Rita de Cássia Freire Silva[2]

Rossana Mota Guimarães[3]

RESUMO     

As deficiências da Legislação Penal Brasileira, que data da década de 40, levam a uma insuficiência em sua função aglutinadora. Proibir a ortotanásia pode incorrer na violação da dignidade humana, direito assegurado pela a Constituição Federal/88. O presente trabalho objetiva analisar a compatibilidade da ortotanásia com o ordenamento jurídico vigente, observando o respeito à autonomia do indivíduo como expressão da dignidade humana. Também apresenta o suporte jurídico à ortotanásia a partir do Novo Código de Ética Médica - Resolução do CFM nº1.931/2009, fazendo uma interpretação à luz da Constituição Federal/88. Por fim, é feita uma avaliação crítica da postura parternalista da legislação penal brasileira vigente frente à uma possível agressão à autonomia individual do paciente.

Introdução

“Tudo tem o seu tempo determinado, e há tempo para todo propósito debaixo do céu: tempo para nascer e tempo para morrer” Eclesiastes 3.1 (SHEDD, 1997, p. 961).

A morte é uma condição inerente ao ser humano. Vários questionamentos tem sido levantados a respeito da vida e da morte, os quais se fundamentam em explicações filosóficas, metafísicas ou religiosas. Assim como as culturas ocidental e o oriental orientam os direitos humanos pelos princípios do universalismo e do relativismo, respectivamente, a aludida dicotomia vida x morte é compreendida de diferentes maneiras nas referidas culturas. A luta contra a morte tem sido um desafio ao longo da história das civilizações. Contudo, a interferência no curso da vida, bem como o prolongamento da mesma tem sido possível tendo em vista o avanço biotecnológico a partir da segunda metade do século XX.

Alguns conceitos estão relacionados com a morte, bem como algumas categorias específicas e operacionais de prolongamento ou abreviação da vida. A obstinação terapêutica dispensada nos casos para os quais a medicina não oferece possibilidade de cura, ocasiona, muitas vezes o prolongamento de sofrimento familiar e do próprio paciente. Todavia, uma conduta pautada na restrição de tais recursos, em uma atitude paliativa e de simples conforto no final da vida, poderia ser interpretada como crime.
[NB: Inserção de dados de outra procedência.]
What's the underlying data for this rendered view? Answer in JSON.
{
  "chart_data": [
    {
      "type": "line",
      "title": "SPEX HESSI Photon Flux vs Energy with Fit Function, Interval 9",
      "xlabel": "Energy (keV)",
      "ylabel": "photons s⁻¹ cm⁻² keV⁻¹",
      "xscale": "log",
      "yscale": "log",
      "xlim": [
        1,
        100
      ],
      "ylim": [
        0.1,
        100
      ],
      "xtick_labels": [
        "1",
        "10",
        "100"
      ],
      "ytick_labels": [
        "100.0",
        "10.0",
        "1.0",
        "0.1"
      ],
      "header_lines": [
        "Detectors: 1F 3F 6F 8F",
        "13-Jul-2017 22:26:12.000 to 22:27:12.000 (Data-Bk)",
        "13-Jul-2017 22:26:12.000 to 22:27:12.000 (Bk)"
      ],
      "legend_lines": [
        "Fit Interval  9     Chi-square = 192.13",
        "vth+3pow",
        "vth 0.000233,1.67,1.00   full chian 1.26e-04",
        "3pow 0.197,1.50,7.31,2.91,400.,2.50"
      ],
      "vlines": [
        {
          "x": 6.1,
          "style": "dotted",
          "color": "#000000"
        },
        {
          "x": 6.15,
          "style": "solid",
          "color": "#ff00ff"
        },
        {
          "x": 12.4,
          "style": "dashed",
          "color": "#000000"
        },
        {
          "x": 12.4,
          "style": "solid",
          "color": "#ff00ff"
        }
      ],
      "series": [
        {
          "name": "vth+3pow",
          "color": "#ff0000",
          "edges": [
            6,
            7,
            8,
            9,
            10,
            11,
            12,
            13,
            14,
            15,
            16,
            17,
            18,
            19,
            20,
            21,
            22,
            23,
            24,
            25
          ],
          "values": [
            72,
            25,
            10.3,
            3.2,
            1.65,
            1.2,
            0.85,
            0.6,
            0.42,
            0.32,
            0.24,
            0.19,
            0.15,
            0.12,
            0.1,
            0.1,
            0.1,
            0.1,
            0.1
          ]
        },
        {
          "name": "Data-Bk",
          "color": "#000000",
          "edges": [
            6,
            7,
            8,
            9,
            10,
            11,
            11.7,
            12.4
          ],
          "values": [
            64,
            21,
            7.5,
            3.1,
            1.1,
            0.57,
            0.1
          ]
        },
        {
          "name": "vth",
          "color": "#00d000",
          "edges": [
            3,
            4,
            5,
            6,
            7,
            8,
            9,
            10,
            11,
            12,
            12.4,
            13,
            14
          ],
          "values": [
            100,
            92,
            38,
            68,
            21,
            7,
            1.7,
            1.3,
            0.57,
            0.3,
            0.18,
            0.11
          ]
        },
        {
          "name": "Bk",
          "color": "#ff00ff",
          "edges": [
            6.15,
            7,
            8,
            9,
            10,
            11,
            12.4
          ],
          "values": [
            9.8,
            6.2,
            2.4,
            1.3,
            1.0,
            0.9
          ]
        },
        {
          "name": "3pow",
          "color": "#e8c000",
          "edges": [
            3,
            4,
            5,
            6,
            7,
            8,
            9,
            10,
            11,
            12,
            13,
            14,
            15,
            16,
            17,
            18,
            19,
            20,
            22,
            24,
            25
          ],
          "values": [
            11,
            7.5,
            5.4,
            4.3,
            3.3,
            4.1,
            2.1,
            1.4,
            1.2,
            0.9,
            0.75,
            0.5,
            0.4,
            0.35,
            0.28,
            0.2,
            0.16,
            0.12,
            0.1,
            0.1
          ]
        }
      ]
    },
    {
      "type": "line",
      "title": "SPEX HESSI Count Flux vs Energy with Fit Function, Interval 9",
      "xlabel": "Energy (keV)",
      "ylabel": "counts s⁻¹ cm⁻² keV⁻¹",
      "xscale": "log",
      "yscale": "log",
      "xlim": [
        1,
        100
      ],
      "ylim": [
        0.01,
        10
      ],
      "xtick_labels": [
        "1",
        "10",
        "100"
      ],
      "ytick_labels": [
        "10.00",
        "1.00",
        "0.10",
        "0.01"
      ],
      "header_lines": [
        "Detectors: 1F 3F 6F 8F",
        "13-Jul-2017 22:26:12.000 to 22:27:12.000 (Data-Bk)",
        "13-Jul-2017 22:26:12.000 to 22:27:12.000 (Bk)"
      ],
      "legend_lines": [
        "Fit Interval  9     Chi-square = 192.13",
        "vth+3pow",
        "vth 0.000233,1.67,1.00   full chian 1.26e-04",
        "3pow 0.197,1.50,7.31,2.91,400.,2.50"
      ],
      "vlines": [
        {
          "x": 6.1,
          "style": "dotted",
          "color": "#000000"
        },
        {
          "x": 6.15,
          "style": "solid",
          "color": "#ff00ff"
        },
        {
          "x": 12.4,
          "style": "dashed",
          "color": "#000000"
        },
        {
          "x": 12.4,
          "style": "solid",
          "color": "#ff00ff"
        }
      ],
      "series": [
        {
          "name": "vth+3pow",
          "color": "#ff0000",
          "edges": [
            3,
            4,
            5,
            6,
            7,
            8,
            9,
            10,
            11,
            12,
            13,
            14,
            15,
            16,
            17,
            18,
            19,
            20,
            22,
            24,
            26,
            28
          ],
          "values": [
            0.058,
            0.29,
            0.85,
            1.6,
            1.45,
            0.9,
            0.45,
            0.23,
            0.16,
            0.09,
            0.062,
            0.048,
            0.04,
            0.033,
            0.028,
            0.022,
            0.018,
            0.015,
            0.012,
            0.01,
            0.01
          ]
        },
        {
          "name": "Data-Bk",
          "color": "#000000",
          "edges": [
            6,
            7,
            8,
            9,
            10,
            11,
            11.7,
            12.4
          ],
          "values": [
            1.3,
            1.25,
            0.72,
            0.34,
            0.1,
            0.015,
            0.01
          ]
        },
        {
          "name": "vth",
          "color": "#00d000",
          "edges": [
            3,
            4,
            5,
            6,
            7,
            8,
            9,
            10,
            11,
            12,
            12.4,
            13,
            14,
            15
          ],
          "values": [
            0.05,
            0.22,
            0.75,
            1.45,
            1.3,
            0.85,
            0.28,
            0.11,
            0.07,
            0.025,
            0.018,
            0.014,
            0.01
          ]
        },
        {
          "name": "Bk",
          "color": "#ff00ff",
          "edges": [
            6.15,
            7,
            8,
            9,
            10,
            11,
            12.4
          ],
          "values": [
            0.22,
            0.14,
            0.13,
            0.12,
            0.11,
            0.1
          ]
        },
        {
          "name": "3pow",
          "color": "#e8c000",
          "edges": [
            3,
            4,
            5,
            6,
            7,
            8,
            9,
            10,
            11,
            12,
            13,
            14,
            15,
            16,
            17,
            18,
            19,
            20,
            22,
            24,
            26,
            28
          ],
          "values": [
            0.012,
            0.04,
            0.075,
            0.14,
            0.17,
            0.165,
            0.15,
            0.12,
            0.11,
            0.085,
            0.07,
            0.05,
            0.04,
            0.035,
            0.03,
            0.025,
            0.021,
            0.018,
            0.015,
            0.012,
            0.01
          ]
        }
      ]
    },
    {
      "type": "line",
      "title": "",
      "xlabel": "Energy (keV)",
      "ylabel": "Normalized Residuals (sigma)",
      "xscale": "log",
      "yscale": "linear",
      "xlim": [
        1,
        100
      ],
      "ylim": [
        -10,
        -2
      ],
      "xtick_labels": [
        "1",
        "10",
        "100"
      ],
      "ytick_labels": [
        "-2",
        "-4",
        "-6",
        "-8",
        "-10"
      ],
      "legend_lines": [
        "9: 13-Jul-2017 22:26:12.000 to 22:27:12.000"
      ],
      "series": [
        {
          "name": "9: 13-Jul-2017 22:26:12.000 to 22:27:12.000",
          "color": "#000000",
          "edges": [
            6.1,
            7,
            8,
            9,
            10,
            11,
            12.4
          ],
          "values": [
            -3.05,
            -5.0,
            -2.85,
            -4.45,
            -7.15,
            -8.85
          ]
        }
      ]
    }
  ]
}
A hipótese de crime contra a vida poderia ser justificada pela insuficiência da função aglutinadora da Legislação Penal Brasileira, cuja Parte Especial data da década de 40. A Parte Especial do Código Penal, ao tutelar de forma absoluta o bem jurídico vida, poderia incorrer no erro de enquadrar ortotanásia, conforme o entendimento de alguns, em uma hipótese de homicídio omissivo, e por conseguinte, na violação da dignidade humana, princípio fundamental tutelado pelo art. 4º da Constituição Federal/88. A dignidade humana possui como forma de expressão a autonomia do indivíduo, o que possibilita a todo ser humano decidir quanto à disposições sobre o próprio corpo.
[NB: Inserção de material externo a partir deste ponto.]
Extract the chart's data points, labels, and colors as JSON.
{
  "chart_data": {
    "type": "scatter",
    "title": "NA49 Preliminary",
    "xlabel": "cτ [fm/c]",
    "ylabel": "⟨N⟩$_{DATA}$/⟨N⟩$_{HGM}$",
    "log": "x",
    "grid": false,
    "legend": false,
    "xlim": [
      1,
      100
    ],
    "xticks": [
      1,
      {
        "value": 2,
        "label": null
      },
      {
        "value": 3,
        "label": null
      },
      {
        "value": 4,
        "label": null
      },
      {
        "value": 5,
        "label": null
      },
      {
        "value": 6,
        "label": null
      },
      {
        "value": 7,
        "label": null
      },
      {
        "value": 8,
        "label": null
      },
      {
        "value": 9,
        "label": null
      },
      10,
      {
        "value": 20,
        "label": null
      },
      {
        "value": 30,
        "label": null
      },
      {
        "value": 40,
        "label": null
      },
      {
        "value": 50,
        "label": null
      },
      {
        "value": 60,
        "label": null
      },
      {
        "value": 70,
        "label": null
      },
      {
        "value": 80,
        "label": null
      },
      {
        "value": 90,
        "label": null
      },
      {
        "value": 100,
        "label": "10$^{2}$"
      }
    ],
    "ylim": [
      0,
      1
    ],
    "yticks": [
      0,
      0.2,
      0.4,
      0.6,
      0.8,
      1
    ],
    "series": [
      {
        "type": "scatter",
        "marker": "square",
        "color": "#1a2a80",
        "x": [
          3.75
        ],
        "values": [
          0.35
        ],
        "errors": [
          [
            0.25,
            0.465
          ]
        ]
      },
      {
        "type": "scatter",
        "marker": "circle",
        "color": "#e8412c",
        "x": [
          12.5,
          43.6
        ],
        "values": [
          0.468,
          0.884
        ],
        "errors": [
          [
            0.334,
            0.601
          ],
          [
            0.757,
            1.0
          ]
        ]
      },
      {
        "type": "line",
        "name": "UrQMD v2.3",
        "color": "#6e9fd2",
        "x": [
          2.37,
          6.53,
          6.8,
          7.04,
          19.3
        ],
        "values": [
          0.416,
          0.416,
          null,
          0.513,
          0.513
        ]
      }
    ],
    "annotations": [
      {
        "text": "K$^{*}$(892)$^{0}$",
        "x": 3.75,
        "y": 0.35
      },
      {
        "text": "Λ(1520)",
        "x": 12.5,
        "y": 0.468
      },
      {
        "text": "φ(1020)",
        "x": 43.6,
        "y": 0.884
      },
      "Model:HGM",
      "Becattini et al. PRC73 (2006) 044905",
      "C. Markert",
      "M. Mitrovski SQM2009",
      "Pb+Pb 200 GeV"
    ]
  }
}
O presente trabalho tem como escopo analisar a compatibilidade da ortotanásia dentro do ordenamento jurídico brasileiro, apresentando um suporte jurídico a partir do Novo Código de Ética Médica - Resolução do CFM nº1.931/2009, fazendo uma interpretação à luz da Constituição Federal/88. As intervenções e os aspectos jurídicos influenciam o curso final da vida, o que poderia, com isso, desrespeitar a autonomia individual do doente, sob a justificativa de um paternalismo benevolente. Seria lícito violar a autonomia individual em prol da tutela absoluta ao bem jurídico vida?

1 Vida: direito ou dever?

A Constituição Federal/88 dispõe sobre direitos invioláveis quando prevê:

Art. 5º caput: Todos são iguais perante a lei, sem distinção de qualquer natureza, garantindo-se aos brasileiros e aos estrangeiros residentes no País a inviolabilidade do direito à vida... (CF/88)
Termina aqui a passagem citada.